Grande, Vargem Pequena, que têm suas peculiaridades, vc pode ter um plano
diretor específico para essas áreas.

Carvalhinho: Vou te falar como os autores têm enfocado, mas eu respeito a sua
opinião. Os autores têm dito que o plano diretor tem que tratar do M em sua
globalidade, por isso a CR usou a expressão ´plano diretor´, no singular. Plano
diretor é instrumento básico, quer dizer, não são planos diretores como
instrumentos básicos. A mim parece que seria muito mais fácil fazer um plano
diretor para o M de Novo Horizonte, Tocantis. Mas, da forma como é tratada a
questão, me parece que o plano diretor tem que ter um aspecto globalizado. Essa
é a idéia da CR, pelo menos os autores têm dito isso.

Aluno: A outorga onerosa permite uma construção acima do gabarito estabelecido?

Carvalhinho: Há dois gabaritos. Tem o gabarito que é o coeficiente, que pode ser
o índice 1 (se for esse índice, é porque o solo natural é o considerado 1
pavimento, vamos colocar assim). Mas ele pode dizer que, mesmo não sendo o
coeficiente 1, ninguém vai poder erigir solo criado além de 10 andares. Agora,
entre 2 e 10, seja qual for, eu tenho que pagar pelo direito de construir.

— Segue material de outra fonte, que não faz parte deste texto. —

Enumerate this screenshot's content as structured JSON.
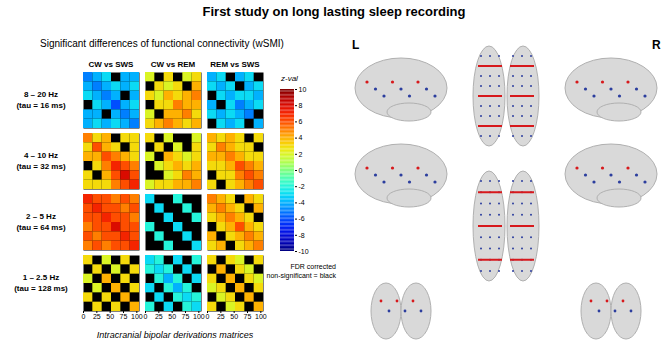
{
  "chart_data": {
    "type": "heatmap",
    "title": "First study on long lasting sleep recording",
    "subtitle": "Significant differences of functional connectivity (wSMI)",
    "columns": [
      "CW vs SWS",
      "CW vs REM",
      "REM vs SWS"
    ],
    "rows": [
      {
        "label": "8 – 20 Hz",
        "sublabel": "(tau = 16 ms)"
      },
      {
        "label": "4 – 10 Hz",
        "sublabel": "(tau = 32 ms)"
      },
      {
        "label": "2 – 5 Hz",
        "sublabel": "(tau = 64 ms)"
      },
      {
        "label": "1 – 2.5 Hz",
        "sublabel": "(tau = 128 ms)"
      }
    ],
    "xlim": [
      0,
      105
    ],
    "ylim": [
      0,
      105
    ],
    "xticks": [
      0,
      25,
      50,
      75,
      100
    ],
    "tick_labels": "x",
    "panels": [
      [
        [
          [
            -5,
            -4,
            -3,
            null,
            -4,
            -4
          ],
          [
            -4,
            -5,
            -4,
            -3,
            -4,
            -3
          ],
          [
            -3,
            -4,
            -5,
            -4,
            null,
            -4
          ],
          [
            null,
            -3,
            -4,
            -6,
            -4,
            -3
          ],
          [
            -4,
            -4,
            null,
            -4,
            -5,
            -4
          ],
          [
            -4,
            -3,
            -4,
            -3,
            -4,
            -5
          ]
        ],
        [
          [
            2,
            null,
            3,
            null,
            2,
            3
          ],
          [
            null,
            3,
            2,
            3,
            null,
            4
          ],
          [
            3,
            2,
            4,
            3,
            4,
            5
          ],
          [
            null,
            3,
            3,
            5,
            4,
            4
          ],
          [
            2,
            null,
            4,
            4,
            5,
            3
          ],
          [
            3,
            4,
            5,
            4,
            3,
            4
          ]
        ],
        [
          [
            -4,
            -3,
            null,
            -4,
            -3,
            null
          ],
          [
            -3,
            -4,
            -3,
            null,
            -4,
            -3
          ],
          [
            null,
            -3,
            -4,
            -3,
            -3,
            -4
          ],
          [
            -4,
            null,
            -3,
            -5,
            -4,
            -3
          ],
          [
            -3,
            -4,
            -3,
            -4,
            -5,
            null
          ],
          [
            null,
            -3,
            -4,
            -3,
            null,
            -4
          ]
        ]
      ],
      [
        [
          [
            5,
            3,
            4,
            null,
            3,
            3
          ],
          [
            3,
            6,
            4,
            3,
            null,
            3
          ],
          [
            4,
            4,
            6,
            5,
            4,
            3
          ],
          [
            null,
            3,
            5,
            7,
            6,
            5
          ],
          [
            3,
            null,
            4,
            6,
            8,
            6
          ],
          [
            3,
            3,
            3,
            5,
            6,
            7
          ]
        ],
        [
          [
            3,
            null,
            2,
            null,
            null,
            2
          ],
          [
            null,
            3,
            null,
            2,
            null,
            3
          ],
          [
            2,
            null,
            4,
            3,
            2,
            3
          ],
          [
            null,
            2,
            3,
            4,
            3,
            4
          ],
          [
            null,
            null,
            2,
            3,
            5,
            4
          ],
          [
            2,
            3,
            3,
            4,
            4,
            5
          ]
        ],
        [
          [
            4,
            3,
            4,
            3,
            null,
            3
          ],
          [
            3,
            5,
            4,
            3,
            3,
            null
          ],
          [
            4,
            4,
            5,
            4,
            3,
            3
          ],
          [
            3,
            3,
            4,
            6,
            5,
            4
          ],
          [
            null,
            3,
            3,
            5,
            6,
            5
          ],
          [
            3,
            null,
            3,
            4,
            5,
            6
          ]
        ]
      ],
      [
        [
          [
            7,
            6,
            6,
            5,
            6,
            5
          ],
          [
            6,
            7,
            6,
            6,
            5,
            6
          ],
          [
            6,
            6,
            7,
            6,
            6,
            5
          ],
          [
            5,
            6,
            6,
            8,
            6,
            6
          ],
          [
            6,
            5,
            6,
            6,
            7,
            6
          ],
          [
            5,
            6,
            5,
            6,
            6,
            7
          ]
        ],
        [
          [
            -3,
            null,
            null,
            -2,
            null,
            null
          ],
          [
            null,
            -3,
            null,
            null,
            -2,
            null
          ],
          [
            null,
            null,
            -3,
            null,
            null,
            -2
          ],
          [
            -2,
            null,
            null,
            -3,
            null,
            null
          ],
          [
            null,
            -2,
            null,
            null,
            -3,
            null
          ],
          [
            null,
            null,
            -2,
            null,
            null,
            -3
          ]
        ],
        [
          [
            5,
            4,
            3,
            null,
            4,
            3
          ],
          [
            4,
            5,
            4,
            3,
            null,
            4
          ],
          [
            3,
            4,
            5,
            4,
            3,
            null
          ],
          [
            null,
            3,
            4,
            6,
            4,
            3
          ],
          [
            4,
            null,
            3,
            4,
            5,
            4
          ],
          [
            3,
            4,
            null,
            3,
            4,
            5
          ]
        ]
      ],
      [
        [
          [
            3,
            null,
            2,
            null,
            3,
            null
          ],
          [
            null,
            3,
            null,
            2,
            null,
            3
          ],
          [
            2,
            null,
            4,
            null,
            3,
            null
          ],
          [
            null,
            2,
            null,
            4,
            null,
            3
          ],
          [
            3,
            null,
            3,
            null,
            4,
            null
          ],
          [
            null,
            3,
            null,
            3,
            null,
            4
          ]
        ],
        [
          [
            -3,
            -2,
            null,
            -3,
            null,
            -2
          ],
          [
            -2,
            -3,
            -2,
            null,
            -3,
            null
          ],
          [
            null,
            -2,
            -4,
            -2,
            null,
            -3
          ],
          [
            -3,
            null,
            -2,
            -4,
            -2,
            null
          ],
          [
            null,
            -3,
            null,
            -2,
            -3,
            -2
          ],
          [
            -2,
            null,
            -3,
            null,
            -2,
            -3
          ]
        ],
        [
          [
            3,
            null,
            3,
            2,
            null,
            3
          ],
          [
            null,
            4,
            null,
            3,
            2,
            null
          ],
          [
            3,
            null,
            4,
            null,
            3,
            2
          ],
          [
            2,
            3,
            null,
            4,
            null,
            3
          ],
          [
            null,
            2,
            3,
            null,
            4,
            null
          ],
          [
            3,
            null,
            2,
            3,
            null,
            4
          ]
        ]
      ]
    ],
    "colorbar": {
      "label": "z-val",
      "range": [
        -10,
        10
      ],
      "ticks": [
        10,
        8,
        6,
        4,
        2,
        0,
        -2,
        -4,
        -6,
        -8,
        -10
      ]
    },
    "note": [
      "FDR corrected",
      "non-significant = black"
    ],
    "caption": "Intracranial bipolar derivations matrices",
    "sides": [
      "L",
      "R"
    ]
  }
}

Aluno: A diferença entre a outorga onerosa do direito de construir e a permissão


para construir (licença) é que esta incide sobre propriedade pública, alguma
coisa desse tipo, e aquela, sobre propriedade privada?

Carvalhinho: Não, creio que não. Eu creio que, de qualquer maneira, o cara vai
ter que obter uma licença, que é um instrumento.

Aluno: A permissão para construir é a mesma coisa que a outorga onerosa do


direito de construir?

Carvalhinho: Não, veja só. Para construir, o instrumento correto para fazê-lo é
a licença, que é o ato administrativo oficial que permite as construções.
Permissão é um ato discricionário e precário, só que o direito de construir
nunca vai ser discricionário e precário. Pode ser pago. Então, vão ser licenças.
A única diferença é que quando eu for pedir uma licença para construir acima do
coeficiente de aproveitamento básico, eu vou ter que pagar não só a taxa de
polícia, pelo poder de polícia, como também vou ter que pagar pelo solo criado,
dependendo do que eu acrescentei ao solo natural. Essa é que foi a idéia do EC
em relação à outorga oneosa do direito de construir.

Gente, eu agradeço a atenção, desculpem a extensão do tempo. A gente se


encontra em outra oportunidade. Muito obrigado a vocês.